/mmd-dilated

An implementation of the QRE solver magnetic mirror descent with dilated entropy (MMD).

Primary LanguagePythonMIT LicenseMIT

MMD_Dilated

This repository implements magnetic mirror descent (MMD) with dilated entropy. MMD converges in the last iterate linearly (i.e. exponentially fast) to a reduced normal-form quantal response equilibrium (QRE). For more details see https://arxiv.org/abs/2206.05825.

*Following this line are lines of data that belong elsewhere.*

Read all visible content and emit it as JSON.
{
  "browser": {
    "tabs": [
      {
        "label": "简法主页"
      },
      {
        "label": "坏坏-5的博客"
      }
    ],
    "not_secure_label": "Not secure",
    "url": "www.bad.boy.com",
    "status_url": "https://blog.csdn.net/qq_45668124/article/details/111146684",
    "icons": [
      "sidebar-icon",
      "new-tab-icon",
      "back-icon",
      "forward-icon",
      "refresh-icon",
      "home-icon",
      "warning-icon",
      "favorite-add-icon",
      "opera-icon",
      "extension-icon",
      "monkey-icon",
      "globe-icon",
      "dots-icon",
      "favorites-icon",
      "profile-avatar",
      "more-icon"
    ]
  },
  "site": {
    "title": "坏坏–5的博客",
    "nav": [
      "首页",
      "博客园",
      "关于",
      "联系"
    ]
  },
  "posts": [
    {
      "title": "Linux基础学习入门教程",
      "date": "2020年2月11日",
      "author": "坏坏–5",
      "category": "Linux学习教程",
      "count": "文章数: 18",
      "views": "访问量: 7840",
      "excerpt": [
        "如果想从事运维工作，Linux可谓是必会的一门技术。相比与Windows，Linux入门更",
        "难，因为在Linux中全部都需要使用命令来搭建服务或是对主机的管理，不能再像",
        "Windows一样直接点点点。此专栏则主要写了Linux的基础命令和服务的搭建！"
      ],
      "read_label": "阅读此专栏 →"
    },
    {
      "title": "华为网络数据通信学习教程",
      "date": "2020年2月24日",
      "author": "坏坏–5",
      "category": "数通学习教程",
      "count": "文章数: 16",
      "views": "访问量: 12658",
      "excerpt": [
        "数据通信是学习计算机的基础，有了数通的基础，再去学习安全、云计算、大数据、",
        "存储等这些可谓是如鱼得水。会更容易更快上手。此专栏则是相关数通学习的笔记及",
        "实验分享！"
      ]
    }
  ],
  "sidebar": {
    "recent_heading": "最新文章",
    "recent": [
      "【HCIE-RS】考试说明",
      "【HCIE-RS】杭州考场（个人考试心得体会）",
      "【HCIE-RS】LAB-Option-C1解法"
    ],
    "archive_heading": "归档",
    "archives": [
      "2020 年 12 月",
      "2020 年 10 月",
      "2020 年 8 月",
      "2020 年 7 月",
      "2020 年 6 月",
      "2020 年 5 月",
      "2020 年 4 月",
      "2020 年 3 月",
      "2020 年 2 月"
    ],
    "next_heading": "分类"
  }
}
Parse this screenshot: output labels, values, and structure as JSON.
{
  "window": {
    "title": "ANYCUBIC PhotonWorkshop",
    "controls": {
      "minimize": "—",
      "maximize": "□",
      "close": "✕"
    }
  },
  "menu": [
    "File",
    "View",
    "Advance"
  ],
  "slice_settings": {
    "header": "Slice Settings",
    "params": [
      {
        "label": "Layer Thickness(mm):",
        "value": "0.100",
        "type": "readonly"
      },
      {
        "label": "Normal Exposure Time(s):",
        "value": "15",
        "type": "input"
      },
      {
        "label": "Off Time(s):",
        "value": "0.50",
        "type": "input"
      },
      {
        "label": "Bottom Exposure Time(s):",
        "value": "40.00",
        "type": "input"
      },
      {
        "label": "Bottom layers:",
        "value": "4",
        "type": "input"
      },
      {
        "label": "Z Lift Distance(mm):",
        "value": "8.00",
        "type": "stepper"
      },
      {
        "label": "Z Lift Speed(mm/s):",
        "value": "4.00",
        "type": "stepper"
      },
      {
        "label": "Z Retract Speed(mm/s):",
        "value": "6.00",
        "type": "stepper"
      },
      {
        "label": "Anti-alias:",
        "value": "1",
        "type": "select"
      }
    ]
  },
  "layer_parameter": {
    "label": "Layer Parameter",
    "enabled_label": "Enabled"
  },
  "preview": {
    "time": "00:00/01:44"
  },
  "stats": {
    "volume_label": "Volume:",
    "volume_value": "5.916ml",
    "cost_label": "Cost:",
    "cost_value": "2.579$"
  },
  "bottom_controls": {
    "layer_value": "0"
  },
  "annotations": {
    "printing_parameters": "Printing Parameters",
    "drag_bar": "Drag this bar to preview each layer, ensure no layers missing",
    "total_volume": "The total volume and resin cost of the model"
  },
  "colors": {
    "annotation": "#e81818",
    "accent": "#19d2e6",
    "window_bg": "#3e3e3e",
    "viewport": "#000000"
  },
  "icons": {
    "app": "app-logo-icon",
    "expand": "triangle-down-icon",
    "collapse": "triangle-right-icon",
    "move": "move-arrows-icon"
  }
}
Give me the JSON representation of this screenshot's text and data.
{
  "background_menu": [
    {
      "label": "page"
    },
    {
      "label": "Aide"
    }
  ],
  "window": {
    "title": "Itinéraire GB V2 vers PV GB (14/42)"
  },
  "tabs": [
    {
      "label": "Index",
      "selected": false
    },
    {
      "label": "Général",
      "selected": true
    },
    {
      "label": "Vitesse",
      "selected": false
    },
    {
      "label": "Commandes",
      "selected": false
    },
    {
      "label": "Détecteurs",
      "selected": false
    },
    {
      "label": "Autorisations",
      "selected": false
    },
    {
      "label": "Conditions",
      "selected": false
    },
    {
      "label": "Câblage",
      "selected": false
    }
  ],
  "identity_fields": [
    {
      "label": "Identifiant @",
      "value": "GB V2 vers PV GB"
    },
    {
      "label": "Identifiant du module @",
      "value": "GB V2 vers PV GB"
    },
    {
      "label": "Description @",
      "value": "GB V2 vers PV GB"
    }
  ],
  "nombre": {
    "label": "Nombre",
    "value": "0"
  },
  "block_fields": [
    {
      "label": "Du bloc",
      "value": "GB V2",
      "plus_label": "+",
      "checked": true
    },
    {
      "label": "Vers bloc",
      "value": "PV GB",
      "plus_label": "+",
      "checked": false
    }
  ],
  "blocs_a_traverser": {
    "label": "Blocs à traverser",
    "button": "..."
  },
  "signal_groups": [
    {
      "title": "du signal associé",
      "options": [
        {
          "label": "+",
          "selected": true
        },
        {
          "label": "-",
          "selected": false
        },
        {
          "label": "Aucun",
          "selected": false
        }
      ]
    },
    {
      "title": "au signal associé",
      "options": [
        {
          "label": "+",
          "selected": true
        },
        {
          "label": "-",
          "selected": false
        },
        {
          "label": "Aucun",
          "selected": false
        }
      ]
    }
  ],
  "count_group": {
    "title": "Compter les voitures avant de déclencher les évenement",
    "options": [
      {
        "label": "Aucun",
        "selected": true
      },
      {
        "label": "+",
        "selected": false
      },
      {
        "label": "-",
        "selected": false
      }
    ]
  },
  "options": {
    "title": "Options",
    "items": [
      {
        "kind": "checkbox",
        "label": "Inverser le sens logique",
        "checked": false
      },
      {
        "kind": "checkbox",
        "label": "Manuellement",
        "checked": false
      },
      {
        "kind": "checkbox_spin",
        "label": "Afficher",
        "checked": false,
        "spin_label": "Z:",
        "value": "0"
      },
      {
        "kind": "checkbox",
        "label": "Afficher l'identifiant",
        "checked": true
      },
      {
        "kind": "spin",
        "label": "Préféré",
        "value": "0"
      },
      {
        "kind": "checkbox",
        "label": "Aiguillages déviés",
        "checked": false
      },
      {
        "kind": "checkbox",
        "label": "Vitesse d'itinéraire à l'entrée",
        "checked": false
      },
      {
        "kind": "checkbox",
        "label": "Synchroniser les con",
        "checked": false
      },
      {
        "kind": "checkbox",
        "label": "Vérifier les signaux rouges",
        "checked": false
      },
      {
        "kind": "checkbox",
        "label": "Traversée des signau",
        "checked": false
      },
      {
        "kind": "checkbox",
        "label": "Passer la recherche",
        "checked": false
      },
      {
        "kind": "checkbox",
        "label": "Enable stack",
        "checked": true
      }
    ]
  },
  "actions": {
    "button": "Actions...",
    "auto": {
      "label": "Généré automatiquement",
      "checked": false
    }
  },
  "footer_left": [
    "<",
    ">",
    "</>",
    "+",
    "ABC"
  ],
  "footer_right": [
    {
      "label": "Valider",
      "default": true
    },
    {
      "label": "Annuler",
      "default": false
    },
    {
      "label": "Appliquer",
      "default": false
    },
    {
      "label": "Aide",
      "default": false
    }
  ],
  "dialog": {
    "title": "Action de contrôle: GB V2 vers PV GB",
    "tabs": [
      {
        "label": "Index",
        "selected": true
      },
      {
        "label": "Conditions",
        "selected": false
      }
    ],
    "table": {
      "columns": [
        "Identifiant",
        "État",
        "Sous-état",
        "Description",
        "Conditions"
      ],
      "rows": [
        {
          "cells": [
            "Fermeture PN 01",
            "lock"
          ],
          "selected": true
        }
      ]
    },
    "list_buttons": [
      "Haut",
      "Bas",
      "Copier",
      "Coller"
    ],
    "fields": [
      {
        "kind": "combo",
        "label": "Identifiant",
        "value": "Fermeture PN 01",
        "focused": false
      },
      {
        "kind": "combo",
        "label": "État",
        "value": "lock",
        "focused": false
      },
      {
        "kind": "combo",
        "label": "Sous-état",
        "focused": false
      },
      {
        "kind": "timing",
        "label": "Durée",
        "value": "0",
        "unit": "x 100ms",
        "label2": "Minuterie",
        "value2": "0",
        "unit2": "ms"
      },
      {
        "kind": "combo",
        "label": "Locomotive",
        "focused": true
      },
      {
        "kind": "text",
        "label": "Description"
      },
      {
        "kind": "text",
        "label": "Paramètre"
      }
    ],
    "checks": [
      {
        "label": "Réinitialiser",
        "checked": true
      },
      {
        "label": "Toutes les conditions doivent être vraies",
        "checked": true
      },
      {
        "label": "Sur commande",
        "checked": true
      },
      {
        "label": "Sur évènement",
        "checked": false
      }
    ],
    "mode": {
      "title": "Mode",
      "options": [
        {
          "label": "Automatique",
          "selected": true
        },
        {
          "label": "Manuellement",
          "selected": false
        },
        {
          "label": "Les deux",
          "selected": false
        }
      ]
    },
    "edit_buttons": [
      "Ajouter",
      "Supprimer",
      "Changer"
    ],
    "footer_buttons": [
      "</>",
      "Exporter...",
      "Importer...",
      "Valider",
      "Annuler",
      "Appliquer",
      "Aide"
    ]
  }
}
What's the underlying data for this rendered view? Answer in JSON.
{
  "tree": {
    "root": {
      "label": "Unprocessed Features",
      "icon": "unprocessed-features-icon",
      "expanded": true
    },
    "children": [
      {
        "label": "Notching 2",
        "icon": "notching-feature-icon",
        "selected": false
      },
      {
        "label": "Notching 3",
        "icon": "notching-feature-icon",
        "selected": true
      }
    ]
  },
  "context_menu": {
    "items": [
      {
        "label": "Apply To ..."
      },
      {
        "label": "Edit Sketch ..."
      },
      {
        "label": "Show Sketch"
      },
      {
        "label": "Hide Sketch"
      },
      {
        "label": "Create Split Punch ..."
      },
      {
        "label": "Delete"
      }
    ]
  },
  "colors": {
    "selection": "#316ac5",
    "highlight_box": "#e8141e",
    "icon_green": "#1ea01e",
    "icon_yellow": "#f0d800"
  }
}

Note MMD with dilated entropy is now implemented and available in OpenSpiel! For more details and examples see the PR google-deepmind/open_spiel#871.

Installation

The code requires python 3.10.

  • Clone the repository using the command git clone https://github.com/ryan-dorazio/mmd-dilated.git
  • Enter the directory using cd mmd-dilated
  • Install the package with the command pip install .

Reproducing Results

The command python scripts/main.py reproduces the MMD dilated entropy results in the paper. Note that the script takes a num_cores argument to run some experiments in parallel with a default value of 1. For example the command python scripts/main.py --cores=4 would execute the script using 4 cores. The results of the experiments are saved as json files in the directory data/mmd with corresponding figures in data/figures. The experiments for Kuhn and Dark Hex are relatively quick, Leduc and Liar's Dice can take between 12hrs and 24hrs using 4 cores. The number of iterations can be changed by modifying the experiments dict in scripts/main.py.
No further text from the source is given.